The RPost corporate entities and affiliates will not engage in legal action against individuals who submit vulnerability reports for their activities in identifying and reporting the vulnerability, such activities consisting of:
- Engaging in the testing of systems/research without harming RPost or its customers.
- Engaging in vulnerability testing within the scope of our vulnerability disclosure program that do not diminish services availability to customers.
- Testing on products without affecting customers, or after receipt of permission/consent from customers before engaging in vulnerability testing against their devices/software, etc.
- Adhering to the laws of their location and the location of RPost corporate entities and affiliates. For example, violating laws that would only result in a claim by RPost (and not a criminal claim) may be acceptable as RPost is authorizing the activity (reverse engineering or circumventing protective measures) to improve its system.

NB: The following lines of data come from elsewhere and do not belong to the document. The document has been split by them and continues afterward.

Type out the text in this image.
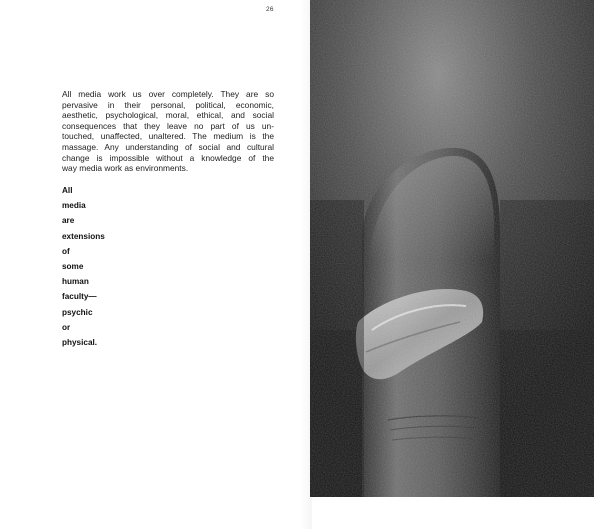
26

All media work us over completely. They are so
pervasive in their personal, political, economic,
aesthetic, psychological, moral, ethical, and social
consequences that they leave no part of us un-
touched, unaffected, unaltered. The medium is the
massage. Any understanding of social and cultural
change is impossible without a knowledge of the
way media work as environments.

All
media
are
extensions
of
some
human
faculty—
psychic
or
physical.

- Refrain from disclosing vulnerability details to the public before a mutually agreed upon timeframe expires.
How to Submit a Vulnerability
Vulnerability Reports should be submitted to firstname.lastname@example.org. The report email should:
- Include “Vulnerability Report” in the subject line.
- Include contact information for the person/organizations submitting the report.

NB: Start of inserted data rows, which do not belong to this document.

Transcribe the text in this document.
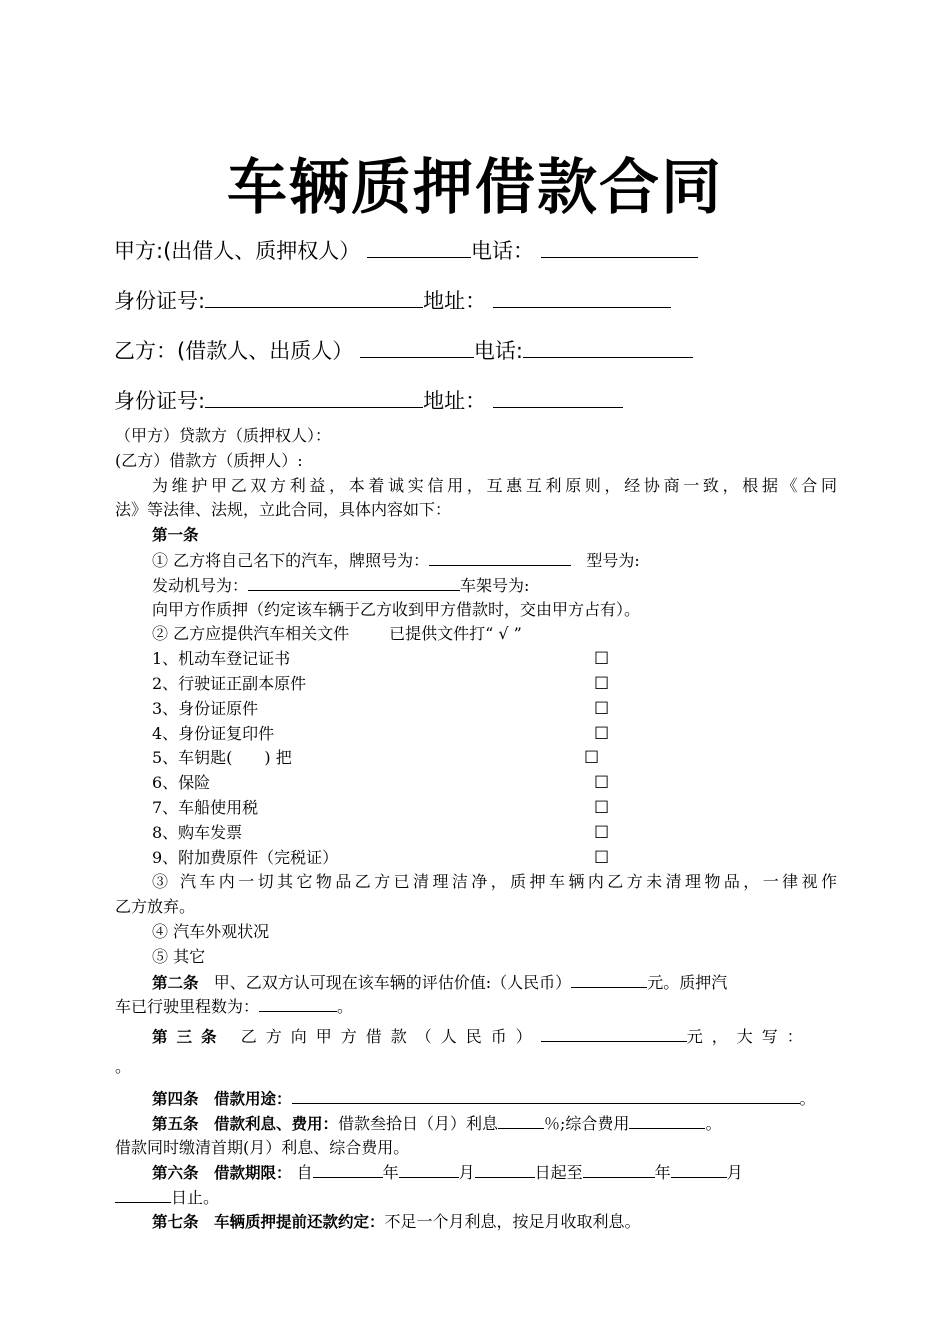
车辆质押借款合同
甲方:(出借人、质押权人）	电话：
身份证号:	地址：
乙方：(借款人、出质人）	电话:
身份证号:	地址：
（甲方）贷款方（质押权人）：
(乙方）借款方（质押人）:
为维护甲乙双方利益，本着诚实信用，互惠互利原则，经协商一致，根据《合同
法》等法律、法规，立此合同，具体内容如下：
第一条
① 乙方将自己名下的汽车，牌照号为：	型号为:
发动机号为：	车架号为:
向甲方作质押（约定该车辆于乙方收到甲方借款时，交由甲方占有）。
② 乙方应提供汽车相关文件	已提供文件打“ √ ”
1、机动车登记证书	☐
2、行驶证正副本原件	☐
3、身份证原件	☐
4、身份证复印件	☐
5、车钥匙(　　) 把	☐
6、保险	☐
7、车船使用税	☐
8、购车发票	☐
9、附加费原件（完税证）	☐
③ 汽车内一切其它物品乙方已清理洁净，质押车辆内乙方未清理物品，一律视作
乙方放弃。
④ 汽车外观状况
⑤ 其它
第二条 甲、乙双方认可现在该车辆的评估价值:（人民币）	元。质押汽
车已行驶里程数为：	。
第三条 乙方向甲方借款（人民币）	元，大写：
。
第四条　借款用途：	。
第五条　借款利息、费用：借款叁拾日（月）利息	％;综合费用	。
借款同时缴清首期(月）利息、综合费用。
第六条　借款期限： 自	年	月	日起至	年	月
日止。
第七条　车辆质押提前还款约定：不足一个月利息，按足月收取利息。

- Identify the RPost service in which the vulnerability was discovered.
- The time and date of the testing that revealed the vulnerability.
- Describe the nature of the vulnerability in sufficient detail to allow RPost’s Security team to replicate the vulnerability.
- If possible, suggestions for possible remediation of the vulnerability.
RPost will not accept a vulnerability report unless it contains information sufficient for RPost’s security team to duplicate the vulnerability. If the vulnerability is triggered by a particular format or form of message or attachment, a copy of the relevant message or attachments should be included. If the vulnerability was detected using a password protected RPost service, the report should include the username under which the tests were conducted.
Researchers reporting a vulnerability may expect:
- A timely response to your email.
- After analysis, a report on what steps RPost has taken or plans to take to remediate the vulnerability.
- Public credit after the vulnerability has been validated and fixed if the reported issue merits an article.